At last year’s closing plenary, Kerry strode from group to group making promises, reassurances and threats to close the deal.
US negotiators will still do this. But having to dial in the bed-ridden boss risks slowing things down.
The trillion-dollar question: who pays?
The key to unlocking the talks is finding a way forward for who pays for climate damages in vulnerable countries.
“If you can get agreement on the loss and damage funding piece, I think everything else falls into place,” said Alden Meyer of E3G.
That’s easier said than done. The EU has opened the door to establishing a loss and damage fund this year, with conditions: China and other nations who have the capacity to do so should pay and only the most vulnerable countries can receive money. But there is no list for who falls into each camp.
The EU says that should go hand in hand with steeper emissions cuts to prevent worsening impacts. “This is our final offer,” EU’s climate chief Frans Timmermans said.
Where the US stands on this will be critical. A proposal came out yesterday to agree “funding arrangements” that would include a dedicated fund, with the hope of bringing Washington on side.

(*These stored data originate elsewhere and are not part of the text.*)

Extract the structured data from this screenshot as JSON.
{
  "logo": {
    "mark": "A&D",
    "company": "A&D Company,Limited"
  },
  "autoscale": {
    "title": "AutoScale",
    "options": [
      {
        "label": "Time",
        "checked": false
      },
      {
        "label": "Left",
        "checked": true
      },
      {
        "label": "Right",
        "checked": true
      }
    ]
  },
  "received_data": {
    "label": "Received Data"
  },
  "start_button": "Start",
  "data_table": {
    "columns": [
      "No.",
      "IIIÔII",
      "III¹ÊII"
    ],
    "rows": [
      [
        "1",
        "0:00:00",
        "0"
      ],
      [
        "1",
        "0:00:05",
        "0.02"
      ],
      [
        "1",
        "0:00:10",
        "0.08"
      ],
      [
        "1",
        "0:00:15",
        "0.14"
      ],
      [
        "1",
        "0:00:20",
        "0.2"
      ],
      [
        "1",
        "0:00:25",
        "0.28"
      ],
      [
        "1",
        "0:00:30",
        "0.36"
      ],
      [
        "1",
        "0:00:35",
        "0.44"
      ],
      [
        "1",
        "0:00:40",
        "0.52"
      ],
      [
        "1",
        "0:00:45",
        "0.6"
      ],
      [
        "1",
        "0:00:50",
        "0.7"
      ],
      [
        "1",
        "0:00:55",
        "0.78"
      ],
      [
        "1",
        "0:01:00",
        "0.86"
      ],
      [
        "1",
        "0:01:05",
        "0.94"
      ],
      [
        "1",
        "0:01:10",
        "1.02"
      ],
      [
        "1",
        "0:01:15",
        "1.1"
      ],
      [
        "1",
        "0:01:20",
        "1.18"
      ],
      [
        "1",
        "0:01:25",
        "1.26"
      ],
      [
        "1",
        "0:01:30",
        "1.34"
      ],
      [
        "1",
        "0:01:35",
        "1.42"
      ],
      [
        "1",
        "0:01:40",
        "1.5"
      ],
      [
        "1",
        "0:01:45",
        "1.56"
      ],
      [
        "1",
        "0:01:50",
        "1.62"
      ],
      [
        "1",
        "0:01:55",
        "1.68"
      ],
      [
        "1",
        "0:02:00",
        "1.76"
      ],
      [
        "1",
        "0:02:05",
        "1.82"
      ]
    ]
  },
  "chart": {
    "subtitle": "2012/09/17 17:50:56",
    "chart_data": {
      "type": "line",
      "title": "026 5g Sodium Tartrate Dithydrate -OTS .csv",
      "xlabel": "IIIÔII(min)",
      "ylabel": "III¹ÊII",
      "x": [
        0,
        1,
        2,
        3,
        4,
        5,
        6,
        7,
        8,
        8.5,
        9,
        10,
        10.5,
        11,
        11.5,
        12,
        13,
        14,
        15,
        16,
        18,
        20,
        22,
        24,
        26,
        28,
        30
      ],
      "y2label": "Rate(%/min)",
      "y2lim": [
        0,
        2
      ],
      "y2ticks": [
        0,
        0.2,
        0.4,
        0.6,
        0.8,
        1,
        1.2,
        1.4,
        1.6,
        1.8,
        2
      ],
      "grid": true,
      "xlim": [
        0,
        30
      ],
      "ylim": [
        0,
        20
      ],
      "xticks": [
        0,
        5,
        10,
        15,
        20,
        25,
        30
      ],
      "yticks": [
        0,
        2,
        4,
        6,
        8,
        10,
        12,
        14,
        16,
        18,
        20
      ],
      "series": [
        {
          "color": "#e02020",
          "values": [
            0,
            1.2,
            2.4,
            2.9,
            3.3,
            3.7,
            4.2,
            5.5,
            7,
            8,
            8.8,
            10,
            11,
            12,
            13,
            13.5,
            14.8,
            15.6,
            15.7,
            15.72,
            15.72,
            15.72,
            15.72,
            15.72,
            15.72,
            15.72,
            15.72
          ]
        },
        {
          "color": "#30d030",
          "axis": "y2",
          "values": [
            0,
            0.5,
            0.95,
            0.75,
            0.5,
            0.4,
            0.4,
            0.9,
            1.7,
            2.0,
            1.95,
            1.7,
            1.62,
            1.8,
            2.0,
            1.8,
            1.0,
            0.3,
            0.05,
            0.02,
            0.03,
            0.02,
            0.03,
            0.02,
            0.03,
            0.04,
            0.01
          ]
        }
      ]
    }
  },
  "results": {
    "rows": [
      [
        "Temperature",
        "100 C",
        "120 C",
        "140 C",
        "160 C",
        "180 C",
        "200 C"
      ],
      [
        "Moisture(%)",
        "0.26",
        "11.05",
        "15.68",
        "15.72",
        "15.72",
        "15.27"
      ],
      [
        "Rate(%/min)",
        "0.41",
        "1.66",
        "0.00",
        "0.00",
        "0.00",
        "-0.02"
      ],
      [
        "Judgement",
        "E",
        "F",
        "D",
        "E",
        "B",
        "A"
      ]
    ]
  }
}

Money would come from public and private sources. Insurance, debt relief and global taxes on oil and gas could be part of the mix. The details would have to be worked out with a view to operationalise it 2024. That would be a huge move from the US but will it fly?
Despite a lack of enthusiasm from the Egyptian presidency, some are still trying to get fossil fuels in the cover text. Colombia is taking on the baton from India and has drafted text with the UK calling for a phase out of all fossil fuels.
“If we don’t have mitigation commitments, there can be a fund for loss and damage but no fund will cover the catastrophic consequences of climate change,” said Colombia’s environment minister Susana Muhamad.
We’ll find out soon if they succeeded, with another draft expected on Saturday morning.
China shouldn’t pay – All the talk of expanding the donor base for climate finance is aimed at China. But an ODI analysis found China still too poor and low-emitting per person to pay. Qatar, Singapore and Israel are more logical targets, it found.
Chaos in Brussels – Luxembourg became the latest to announce it would quit the Energy Charter Treaty on Friday. The European Council failed to agree a joint position on whether to ratify reforms at Tuesday’s conference. Reform would allow countries to stop protecting fossil fuel investments.
Elsewhere in Egypt – While leaders were speaking at Cop27 last Tuesday, Alaa Abd el-Fattah attempted to kill himself in his prison cell, his family said. On Friday, the same day US president Joe Biden and Egyptian president Abdel Fattah el-Sisi traded jokes, he collapsed and was fed intravenously.
Brazilian propaganda – The outgoing Brazilian government is exhibiting a slick virtual reality film at its pavilion at Cop27. The video claims the government is making efforts to bring renewable energy to the Amazon and to promote development while protecting nature. It does not mention deforestation.
Adaptation shortfall – The Adaptation Fund has received $230m in new pledges and contributions in 2022. Germany was the biggest donor with near $60m, followed by the US with $50m. Other European nations and Japan contributed. The fund says it still has a pipeline of unfunded projects worth $380m.